2. For sources where the "inputs to be modified" are clear:

2a. When the product is wanted repeatedly in fairly predictable amounts: Let's say 1000 people have invested in the building and tools for a restaurant. Since food is something you want every day, and in about the same quantity, it would probably be most efficient (easiest) for those owners to hire one or more full-time cooks for 'regular' timeslots. This would look mostly the same as a regular restaurant except the consumers would be paying a lower price, so could easily pay the cook a higher wage. For 'irregular' timeslots (say 1am-5am), when few customers want to eat, each customer could rent the grill from the collective others (the other 999 owners) as described in 2b below.

2b. When the product is wanted rarely or in unpredictable amounts: Let's say 100 people have invested in the tools to make hats. Since a new hat is something you need only occasionally or suddenly, it would probably make sense for the collective others (the other 99 owners) to charge rent to anyone wanting to use those tools. The rent would cover extra wear they inflict.

That said, part of the problem in this debate may stem from the fact that 'we' post-mod Westerns have not been working in a paradigm where things are produced locally from discrete sources; it may be difficult for Swadeshi to make sense in a world where the polyesther was made in Candada, spun into fibre in China, marketed and distributed from New York, and sold to me by my local Wal-Mart in Clovis, New Mexico.

Yes, this is a big problem. What I propose attempts to address this by incrementally purchasing the *sources* of production whenever a consumer pays price above cost so that we slowly gain control of the entire chain of production in a local setting.

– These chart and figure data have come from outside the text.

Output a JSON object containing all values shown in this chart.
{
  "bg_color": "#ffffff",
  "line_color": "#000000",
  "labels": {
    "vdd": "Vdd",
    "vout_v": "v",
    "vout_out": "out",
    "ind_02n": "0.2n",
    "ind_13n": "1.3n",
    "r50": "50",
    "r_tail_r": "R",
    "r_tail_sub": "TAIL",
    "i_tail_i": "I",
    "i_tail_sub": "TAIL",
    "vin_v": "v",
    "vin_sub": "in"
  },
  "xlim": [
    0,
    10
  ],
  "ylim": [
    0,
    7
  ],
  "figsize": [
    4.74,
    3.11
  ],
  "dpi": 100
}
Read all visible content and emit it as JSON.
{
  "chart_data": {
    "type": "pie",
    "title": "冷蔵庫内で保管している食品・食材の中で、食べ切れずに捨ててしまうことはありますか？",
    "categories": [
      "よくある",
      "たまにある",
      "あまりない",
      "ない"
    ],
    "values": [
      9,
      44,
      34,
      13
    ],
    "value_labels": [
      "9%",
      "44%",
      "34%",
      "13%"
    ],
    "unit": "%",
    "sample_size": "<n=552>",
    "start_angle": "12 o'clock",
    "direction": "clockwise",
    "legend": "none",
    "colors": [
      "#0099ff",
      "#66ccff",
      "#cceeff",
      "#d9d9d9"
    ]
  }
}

For instance, when a consumer with insufficient ownership buys a hamburger (a consumer with sufficient ownership would not buy the hamburger, as he would already have ownership in the case of frozen burgers he had previously purchased, and other condiments, and gas to run the grill, etc.) - so when a consumer pays "price above cost" (profit), the amount he paid would be treated as HIS investment in more productive sources of that type: beef cattle; seeds to plant mustard, lettuce, tomatoes, wheat (for the bun), sesame plants; chickens for the mayonnaise; and the land and water rights needed to 'host' those plants and animals.